🤖 AI Summary
Machine learning (ML) notebooks suffer from pervasive low code quality, manifesting as violations of Python coding conventions, poor structural organization, and ML-specific defects—including non-reproducibility and API misuse. Existing static analysis tools address only isolated dimensions and lack cross-layer semantic understanding of ML contexts.
Method: We propose Vespucci Linter—the first metamodel-based, multi-level static analysis tool for ML notebooks. Built on the Moose platform, it unifies notebook structure and code entity modeling, enabling context-aware, cross-layer linting.

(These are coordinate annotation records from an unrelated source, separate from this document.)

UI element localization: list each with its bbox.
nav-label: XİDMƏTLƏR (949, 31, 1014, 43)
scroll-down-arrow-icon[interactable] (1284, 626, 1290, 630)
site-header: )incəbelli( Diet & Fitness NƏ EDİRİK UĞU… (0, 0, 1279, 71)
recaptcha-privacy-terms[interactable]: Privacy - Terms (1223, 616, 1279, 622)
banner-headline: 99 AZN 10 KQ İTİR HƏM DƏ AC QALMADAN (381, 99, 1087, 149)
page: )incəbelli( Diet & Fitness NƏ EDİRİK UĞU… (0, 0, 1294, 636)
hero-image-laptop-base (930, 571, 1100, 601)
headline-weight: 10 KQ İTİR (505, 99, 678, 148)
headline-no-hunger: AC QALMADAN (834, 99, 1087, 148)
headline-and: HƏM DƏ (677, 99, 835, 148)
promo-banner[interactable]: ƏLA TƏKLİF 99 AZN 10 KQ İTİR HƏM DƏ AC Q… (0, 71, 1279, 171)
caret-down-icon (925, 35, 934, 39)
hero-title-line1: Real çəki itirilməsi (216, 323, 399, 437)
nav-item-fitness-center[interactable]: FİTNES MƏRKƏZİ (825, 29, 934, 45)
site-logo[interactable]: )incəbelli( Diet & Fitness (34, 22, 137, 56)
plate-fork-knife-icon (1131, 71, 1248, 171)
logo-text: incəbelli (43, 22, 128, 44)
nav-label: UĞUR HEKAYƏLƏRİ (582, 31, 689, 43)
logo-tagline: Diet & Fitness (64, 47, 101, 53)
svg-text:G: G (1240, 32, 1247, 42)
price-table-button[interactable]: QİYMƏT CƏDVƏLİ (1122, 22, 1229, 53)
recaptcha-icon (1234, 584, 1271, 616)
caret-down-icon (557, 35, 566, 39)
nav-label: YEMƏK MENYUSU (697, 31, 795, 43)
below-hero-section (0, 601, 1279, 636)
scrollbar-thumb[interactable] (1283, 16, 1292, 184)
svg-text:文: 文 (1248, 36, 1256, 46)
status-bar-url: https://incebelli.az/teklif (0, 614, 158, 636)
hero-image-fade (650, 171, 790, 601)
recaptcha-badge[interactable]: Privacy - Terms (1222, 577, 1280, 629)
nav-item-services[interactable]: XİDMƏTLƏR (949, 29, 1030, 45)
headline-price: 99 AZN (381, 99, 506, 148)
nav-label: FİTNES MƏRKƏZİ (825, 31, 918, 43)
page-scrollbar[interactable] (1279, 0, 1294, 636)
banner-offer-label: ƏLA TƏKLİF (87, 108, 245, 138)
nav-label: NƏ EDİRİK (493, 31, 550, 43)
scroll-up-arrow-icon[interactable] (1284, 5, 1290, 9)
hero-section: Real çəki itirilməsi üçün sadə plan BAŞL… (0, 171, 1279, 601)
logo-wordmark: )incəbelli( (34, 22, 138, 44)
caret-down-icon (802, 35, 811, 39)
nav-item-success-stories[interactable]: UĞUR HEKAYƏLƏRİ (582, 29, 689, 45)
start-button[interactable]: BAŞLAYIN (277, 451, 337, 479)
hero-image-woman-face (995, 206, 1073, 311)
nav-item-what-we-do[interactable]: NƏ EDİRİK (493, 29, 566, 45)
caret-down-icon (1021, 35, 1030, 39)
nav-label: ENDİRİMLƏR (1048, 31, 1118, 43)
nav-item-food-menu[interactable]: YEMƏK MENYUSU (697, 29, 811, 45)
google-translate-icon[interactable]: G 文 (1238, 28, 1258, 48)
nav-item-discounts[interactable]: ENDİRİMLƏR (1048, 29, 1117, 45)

Contribution/Results: Vespucci integrates three orthogonal analysis layers—general coding practices, notebook organization, and ML semantics—implementing 22 literature-derived, actionable linting rules. Empirical evaluation on 5,000 Kaggle notebooks demonstrates its effectiveness in detecting multi-granularity quality issues, significantly enhancing notebook maintainability and reliability.
📝 Abstract
Machine Learning (ML) code, particularly within notebooks, often exhibits lower quality compared to traditional software. Bad practices arise at three distinct levels: general Python coding conventions, the organizational structure of the notebook itself, and ML-specific aspects such as reproducibility and correct API usage. However, existing analysis tools typically focus on only one of these levels and struggle to capture ML-specific semantics, limiting their ability to detect issues. This paper introduces Vespucci Linter, a static analysis tool with multi-level capabilities, built on Moose and designed to address this challenge. Leveraging a metamodeling approach that unifies the notebook's structural elements with Python code entities, our linter enables a more contextualized analysis to identify issues across all three levels. We implemented 22 linting rules derived from the literature and applied our tool to a corpus of 5,000 notebooks from the Kaggle platform. The results reveal violations at all levels, validating the relevance of our multi-level approach and demonstrating Vespucci Linter's potential to improve the quality and reliability of ML development in notebook environments.